Brera Investments CC (respondent) entered into a Joint Building Contracts Committee N/S Subcontract Agreement with Spirit of Africa Developments (Pty) Ltd (the contractor) on 1 November 2007 for the supply of materials and installation of electrical reticulation at Windmill Park Extension 12 development in Boksburg. First Rand Bank Limited (appellant) issued a payment guarantee to the respondent on 3 October 2007 for R12,997,972.36 including VAT. The guarantee was independent and not a suretyship. The subcontract provided for interim payments upon issue of payment certificates by the principal agent. On 17 March 2011, the respondent demanded issuance of a payment certificate for R1,065,864.29 from the contractor. When no certificate was issued within seven days, the respondent made a written demand to First Rand on 15 April 2011 under clause 3.2 of the guarantee. The contractor subsequently issued a payment certificate on 25 August 2011 for only R60,909.79, disputing the remaining amounts. The respondent launched an application in the high court on 14 July 2011 for payment under the guarantee.
The appeal was dismissed with costs. The order of Nicholls J in the South Gauteng High Court requiring First Rand Bank Limited to pay the demanded sum to Brera Investments CC under the payment guarantee was upheld.

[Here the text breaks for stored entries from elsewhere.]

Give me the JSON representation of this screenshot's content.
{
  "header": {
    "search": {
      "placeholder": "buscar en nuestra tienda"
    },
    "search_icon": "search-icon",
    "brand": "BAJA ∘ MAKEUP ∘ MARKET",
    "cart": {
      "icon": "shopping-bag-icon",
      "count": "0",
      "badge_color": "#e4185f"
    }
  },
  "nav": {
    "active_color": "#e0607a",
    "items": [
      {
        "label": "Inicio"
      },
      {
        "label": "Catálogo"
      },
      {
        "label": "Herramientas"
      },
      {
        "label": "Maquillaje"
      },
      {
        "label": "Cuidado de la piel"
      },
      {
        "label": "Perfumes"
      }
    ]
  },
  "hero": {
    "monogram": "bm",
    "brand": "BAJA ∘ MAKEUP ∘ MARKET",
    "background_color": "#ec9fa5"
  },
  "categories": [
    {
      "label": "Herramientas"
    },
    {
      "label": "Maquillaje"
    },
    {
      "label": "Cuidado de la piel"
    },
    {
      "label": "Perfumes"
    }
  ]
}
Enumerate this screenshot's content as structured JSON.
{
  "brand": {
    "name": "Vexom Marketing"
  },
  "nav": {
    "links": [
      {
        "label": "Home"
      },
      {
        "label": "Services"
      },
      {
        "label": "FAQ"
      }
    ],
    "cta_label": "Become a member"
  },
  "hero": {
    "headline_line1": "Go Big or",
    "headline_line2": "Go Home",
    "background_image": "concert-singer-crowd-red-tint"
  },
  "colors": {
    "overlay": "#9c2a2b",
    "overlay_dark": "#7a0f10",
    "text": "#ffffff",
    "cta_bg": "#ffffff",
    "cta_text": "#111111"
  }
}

The binding legal principles established are: (1) A payment guarantee that expressly disclaims creation of an accessory obligation or suretyship constitutes an independent obligation that must be performed according to its terms; (2) Liability under a payment guarantee arises upon fulfillment of the specified trigger conditions set out in the guarantee and is not affected by events occurring after those conditions are met; (3) Events occurring after proper demand under a payment guarantee (such as subsequent issuance of a payment certificate) cannot be relied upon to defeat or extinguish the guarantor's liability that has already crystallized; (4) The liability of a guarantor under a payment guarantee is not affected by the relationship between other parties to the transactions that gave rise to its issue, including disputes about performance under the underlying contract; (5) Payment guarantees must be paid according to their terms strictly construed, and only fraud provides a defense to a claim under such a guarantee.
The court made non-binding observations regarding the Dormell Properties case, with Malan JA expressing preference for the approach of Cloete JA (with whom Mpati P concurred) over that of the majority (Bertelsmann AJA). The court stated that the better view is that once a beneficiary has complied with the terms of a guarantee, the guarantor has no defense to a claim, and arbitration findings between other parties are res inter alios acta as far as the guarantor is concerned. The court noted it is not bad faith for an employer to continue insisting on payment under a properly called guarantee even when the basis for calling it has subsequently been found unjustified in arbitration proceedings between other parties. The court also reiterated the 'established fraud rule' from Sztejn v J Henry Schroder Banking Corporation, noting that fraud is the only exception to the obligation to pay under such guarantees.
This case is significant in South African law for clarifying the autonomous nature of payment guarantees in construction contracts. It establishes that payment guarantees must be honored strictly according to their terms once the specified trigger events occur, regardless of subsequent events or disputes in the underlying contractual relationships. The judgment reinforces the principle that liability under performance guarantees, payment bonds, and similar instruments is determined by compliance with the terms of the guarantee itself, not by the merits of disputes between other parties to the transaction. This provides certainty and reliability to the system of payment guarantees in the construction industry. The case also provides guidance on the interpretation of payment guarantee clauses and limits the circumstances in which a guarantor can avoid payment (essentially only fraud). It contributes to the body of law on construction guarantees following important cases like Lombard Insurance, Loomcraft Fabrics, and Dormell Properties.